Я спросила у О-Саки-сан, каким образом мне отблагодарить жителей посёлка за помощь. Она сказала, что, наверное, всё-таки лучше всего дать им денег, и посоветовала, какие именно дома следует обойти.

— Если вам неловко идти одной, я могу пойти с вами, — предложила она.

— Но будет лучше, если я пойду одна?

— А вы справитесь? Тогда, конечно, вам лучше пойти одной.

— Так я и сделаю.

О-Саки-сан помогла мне навести порядок на месте пожара.

Покончив с уборкой, я попросила у матушки денег, каждую банкноту в сто йен завернула в красивую бумагу и на каждом пакете написала: «Примите мои извинения».

Сначала я пошла в поселковое управление.
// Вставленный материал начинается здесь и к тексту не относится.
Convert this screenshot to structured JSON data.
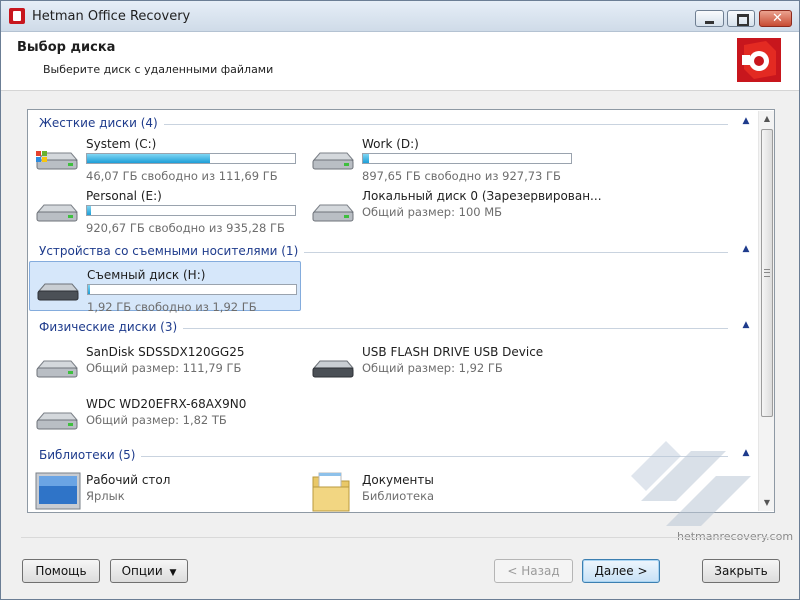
{
  "window": {
    "title": "Hetman Office Recovery"
  },
  "header": {
    "title": "Выбор диска",
    "subtitle": "Выберите диск с удаленными файлами"
  },
  "groups": [
    {
      "label": "Жесткие диски (4)",
      "items": [
        {
          "name": "System (C:)",
          "info": "46,07 ГБ свободно из 111,69 ГБ",
          "used_percent": 59,
          "icon": "windows-drive-icon"
        },
        {
          "name": "Work (D:)",
          "info": "897,65 ГБ свободно из 927,73 ГБ",
          "used_percent": 3,
          "icon": "hard-drive-icon"
        },
        {
          "name": "Personal (E:)",
          "info": "920,67 ГБ свободно из 935,28 ГБ",
          "used_percent": 2,
          "icon": "hard-drive-icon"
        },
        {
          "name": "Локальный диск 0 (Зарезервирован...",
          "info": "Общий размер: 100 МБ",
          "icon": "hard-drive-icon"
        }
      ]
    },
    {
      "label": "Устройства со съемными носителями (1)",
      "items": [
        {
          "name": "Съемный диск (H:)",
          "info": "1,92 ГБ свободно из 1,92 ГБ",
          "used_percent": 1,
          "icon": "removable-drive-icon",
          "selected": true
        }
      ]
    },
    {
      "label": "Физические диски (3)",
      "items": [
        {
          "name": "SanDisk SDSSDX120GG25",
          "info": "Общий размер: 111,79 ГБ",
          "icon": "hard-drive-icon"
        },
        {
          "name": "USB FLASH DRIVE USB Device",
          "info": "Общий размер: 1,92 ГБ",
          "icon": "usb-drive-icon"
        },
        {
          "name": "WDC WD20EFRX-68AX9N0",
          "info": "Общий размер: 1,82 ТБ",
          "icon": "hard-drive-icon"
        }
      ]
    },
    {
      "label": "Библиотеки (5)",
      "items": [
        {
          "name": "Рабочий стол",
          "info": "Ярлык",
          "icon": "desktop-icon"
        },
        {
          "name": "Документы",
          "info": "Библиотека",
          "icon": "documents-folder-icon"
        }
      ]
    }
  ],
  "watermark": "hetmanrecovery.com",
  "buttons": {
    "help": "Помощь",
    "options": "Опции",
    "options_arrow": "▼",
    "back": "< Назад",
    "next": "Далее >",
    "close": "Закрыть"
  },
  "colors": {
    "accent_blue": "#1d9ed7",
    "group_label": "#1e3b8c",
    "brand_red": "#c8161d",
    "selection": "#d6e7fa"
  }
}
Самого старосты, Фудзита-сан, там не оказалось, и я передала бумажный пакет девушке-дежурной.

— Я знаю, что прошлой ночью допустила непростительную оплошность, — сказала я, — но впредь обещаю быть осторожнее. Простите меня, пожалуйста. И передайте мою признательность господину старосте.

Затем я направилась к дому Оути-сан, главы пожарной управы. Он сам вышел на крыльцо и молча смотрел на меня, печально улыбаясь. Почему-то мне вдруг захотелось плакать. С трудом выдавив из себя:

— Пожалуйста, простите меня, — я поспешно откланялась и двинулась дальше.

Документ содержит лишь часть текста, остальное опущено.